In het kader van de door verweerder gekozen benadering, welke bij de beoordeling van het bestreden besluit als uitgangspunt moet worden genomen, brengt de uit artikel 7:11 van de Awb voortvloeiende verplichting tot heroverweging, gelezen in samenhang met het beginsel van zorgvuldige voorbereiding, met zich dat verweerder in de bezwaarfase dient te onderzoeken of op basis van de door appellante in de aanvraagprocedure overgelegde gegevens, verkregen met de – eerst in bezwaar geaccepteerde – gevalideerde methode, de door appellante gevraagde wachttijden van 14 en 16 dagen voor de slacht van de kip respectievelijk kalkoen konden worden vastgesteld. Immers, zo blijkt uit het primaire besluit, het ontbreken van een gevalideerde methode stond het bepalen van een wachttijd in de aanvraagprocedure in de weg. In dit verband is van belang dat, zoals door appellante is bepleit en anders dan door verweerder is aangenomen, de residustudies waarin de aangevraagde wachttijden werden onderbouwd, niet pas in de bezwaarfase maar reeds in de aanvraagprocedure zijn overgelegd. Uit de door appellante in de bezwaarfase overgelegde gegevens blijkt de deugdelijkheid van de methode waarop zij reeds voordien, meer in het bijzonder vóór 30 juni 2001, heeft beroepen. Voorts was verweerder gehouden te motiveren waarom hij aan de registratie van het diergeneesmiddel van de aanvraag afwijkende en voor appellante ongunstige wachttijden heeft verbonden. Het bestreden besluit geeft blijk van het één noch van het ander.
Voor zover verweerder zich op het standpunt stelt dat op basis van de door appellante verstrekte gegevens geen wachttijden konden worden vastgesteld, doch dat uiteindelijk, na acceptatie van de residubepalingsmethode is besloten de wachttijden van een eerder toegelaten, verwant diergeneesmiddel te hanteren, moet worden vastgesteld dat verweerder deze onderbouwing van de wachttijdbepaling pas – op een daartoe strekkende vraag – ter zitting van het College heeft kenbaar gemaakt. Uit een oogpunt van een goede procesorde zal het College dit standpunt, wat daarvan overigens zij, dan ook buiten beschouwing laten.
Aan een beoordeling van hetgeen appellante ter zitting van het College heeft aangevoerd met betrekking tot de statistische methode, komt het College, gelet op het hiervoor overwogene, evenmin toe.
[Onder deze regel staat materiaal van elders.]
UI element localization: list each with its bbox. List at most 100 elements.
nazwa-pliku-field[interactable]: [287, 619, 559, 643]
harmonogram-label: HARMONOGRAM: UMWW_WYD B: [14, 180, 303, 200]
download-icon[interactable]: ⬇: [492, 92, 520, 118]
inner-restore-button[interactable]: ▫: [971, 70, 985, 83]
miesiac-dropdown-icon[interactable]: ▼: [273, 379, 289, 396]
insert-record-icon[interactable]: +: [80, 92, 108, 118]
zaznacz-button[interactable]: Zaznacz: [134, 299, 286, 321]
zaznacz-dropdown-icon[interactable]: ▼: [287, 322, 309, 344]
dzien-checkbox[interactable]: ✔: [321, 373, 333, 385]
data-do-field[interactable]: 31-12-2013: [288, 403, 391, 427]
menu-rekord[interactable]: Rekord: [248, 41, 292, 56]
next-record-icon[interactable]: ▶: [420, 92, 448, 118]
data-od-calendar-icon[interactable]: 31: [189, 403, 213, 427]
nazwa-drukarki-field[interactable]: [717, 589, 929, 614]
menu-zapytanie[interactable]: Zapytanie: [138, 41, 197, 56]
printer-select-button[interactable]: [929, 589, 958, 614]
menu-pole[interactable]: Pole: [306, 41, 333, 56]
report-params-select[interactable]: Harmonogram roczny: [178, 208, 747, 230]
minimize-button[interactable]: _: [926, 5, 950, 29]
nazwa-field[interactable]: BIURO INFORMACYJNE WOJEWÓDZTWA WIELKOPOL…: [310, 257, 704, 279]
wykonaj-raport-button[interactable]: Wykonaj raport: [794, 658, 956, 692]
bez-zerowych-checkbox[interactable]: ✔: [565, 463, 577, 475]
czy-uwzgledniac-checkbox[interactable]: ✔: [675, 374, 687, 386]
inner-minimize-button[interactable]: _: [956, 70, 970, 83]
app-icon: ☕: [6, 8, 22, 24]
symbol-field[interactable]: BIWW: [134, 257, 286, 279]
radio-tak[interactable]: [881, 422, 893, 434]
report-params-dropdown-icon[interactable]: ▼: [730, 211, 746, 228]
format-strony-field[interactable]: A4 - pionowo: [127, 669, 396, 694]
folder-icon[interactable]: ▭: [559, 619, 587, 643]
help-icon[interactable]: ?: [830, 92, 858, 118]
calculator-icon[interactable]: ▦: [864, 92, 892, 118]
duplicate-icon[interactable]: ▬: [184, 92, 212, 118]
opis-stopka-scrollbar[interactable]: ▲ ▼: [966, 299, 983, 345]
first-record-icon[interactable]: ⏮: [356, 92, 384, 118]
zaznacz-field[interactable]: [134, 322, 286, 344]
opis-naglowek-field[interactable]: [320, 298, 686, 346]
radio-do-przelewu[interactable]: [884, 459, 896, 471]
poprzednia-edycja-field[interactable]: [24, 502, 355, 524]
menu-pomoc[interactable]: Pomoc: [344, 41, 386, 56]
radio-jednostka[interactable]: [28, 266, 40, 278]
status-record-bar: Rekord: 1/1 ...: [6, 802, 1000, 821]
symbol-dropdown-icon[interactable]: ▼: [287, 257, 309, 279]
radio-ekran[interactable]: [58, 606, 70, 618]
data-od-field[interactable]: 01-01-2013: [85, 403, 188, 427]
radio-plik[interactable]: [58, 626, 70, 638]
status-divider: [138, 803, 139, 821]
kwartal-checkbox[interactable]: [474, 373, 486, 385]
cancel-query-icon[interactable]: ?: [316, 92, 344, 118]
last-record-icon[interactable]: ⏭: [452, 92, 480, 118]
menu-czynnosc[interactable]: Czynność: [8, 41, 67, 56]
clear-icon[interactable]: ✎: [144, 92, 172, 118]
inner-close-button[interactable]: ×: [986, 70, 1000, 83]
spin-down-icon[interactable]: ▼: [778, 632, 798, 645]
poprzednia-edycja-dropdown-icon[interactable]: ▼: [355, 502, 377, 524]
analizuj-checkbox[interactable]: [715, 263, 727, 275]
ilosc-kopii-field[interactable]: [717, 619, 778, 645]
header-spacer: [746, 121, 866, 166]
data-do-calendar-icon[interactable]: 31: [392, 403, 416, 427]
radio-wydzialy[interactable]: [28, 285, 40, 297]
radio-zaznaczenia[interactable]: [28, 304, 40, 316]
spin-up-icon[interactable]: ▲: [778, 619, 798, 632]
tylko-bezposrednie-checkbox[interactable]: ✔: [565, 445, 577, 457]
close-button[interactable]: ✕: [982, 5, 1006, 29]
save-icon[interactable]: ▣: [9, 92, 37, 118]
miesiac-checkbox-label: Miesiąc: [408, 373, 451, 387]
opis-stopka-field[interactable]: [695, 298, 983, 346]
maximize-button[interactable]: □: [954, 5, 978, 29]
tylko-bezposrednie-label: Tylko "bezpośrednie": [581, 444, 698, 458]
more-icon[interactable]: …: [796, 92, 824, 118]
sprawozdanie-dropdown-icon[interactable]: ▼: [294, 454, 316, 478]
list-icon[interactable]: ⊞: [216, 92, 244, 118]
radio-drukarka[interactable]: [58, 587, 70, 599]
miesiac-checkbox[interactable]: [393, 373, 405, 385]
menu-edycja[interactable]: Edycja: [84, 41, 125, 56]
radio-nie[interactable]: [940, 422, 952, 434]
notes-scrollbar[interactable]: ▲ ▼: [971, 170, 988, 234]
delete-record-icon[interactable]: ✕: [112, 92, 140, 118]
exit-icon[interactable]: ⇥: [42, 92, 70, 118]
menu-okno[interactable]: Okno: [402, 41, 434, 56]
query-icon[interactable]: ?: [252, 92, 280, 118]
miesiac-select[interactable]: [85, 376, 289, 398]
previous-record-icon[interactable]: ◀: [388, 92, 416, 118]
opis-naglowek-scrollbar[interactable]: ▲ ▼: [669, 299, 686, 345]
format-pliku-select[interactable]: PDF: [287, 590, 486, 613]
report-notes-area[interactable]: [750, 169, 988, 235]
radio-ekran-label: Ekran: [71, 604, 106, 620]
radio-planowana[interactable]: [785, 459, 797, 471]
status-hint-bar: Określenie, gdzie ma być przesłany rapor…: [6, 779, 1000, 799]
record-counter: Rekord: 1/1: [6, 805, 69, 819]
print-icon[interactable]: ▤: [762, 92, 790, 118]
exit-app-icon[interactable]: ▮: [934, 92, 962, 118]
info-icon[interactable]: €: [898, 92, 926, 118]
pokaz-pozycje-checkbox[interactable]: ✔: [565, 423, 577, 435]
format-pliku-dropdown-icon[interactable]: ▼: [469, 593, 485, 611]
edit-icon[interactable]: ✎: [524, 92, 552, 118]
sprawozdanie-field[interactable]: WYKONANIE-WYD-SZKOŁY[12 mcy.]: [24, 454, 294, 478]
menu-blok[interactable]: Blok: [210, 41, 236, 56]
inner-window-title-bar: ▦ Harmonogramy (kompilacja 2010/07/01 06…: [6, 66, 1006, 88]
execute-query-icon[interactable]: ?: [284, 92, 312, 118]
Uit het voorgaande vloeit voort dat het bestreden besluit niet voldoet aan de artikelen 3:2, 7:11 en 7:12, eerste lid, van de Awb. 5.3 Gelet hierop zal het College het beroep gegrond verklaren, het bestreden besluit vernietigen en verweerder opdragen met in achtneming van deze uitspraak opnieuw op het bezwaar te beslissen.
Het door appellante betaalde griffierecht zal aan haar moeten worden vergoed.
Het College acht voorts termen aanwezig verweerder onder toepassing van artikel 8:75 van de Awb te veroordelen in de proceskosten aan de zijde van appellante, zijnde de kosten van de door haar gemachtigde beroepsmatig verleende rechtsbijstand. Met in achtneming van het Besluit proceskosten bestuursrecht worden deze kosten vastgesteld op € 322,-- (1 punt voor het verschijnen ter zitting).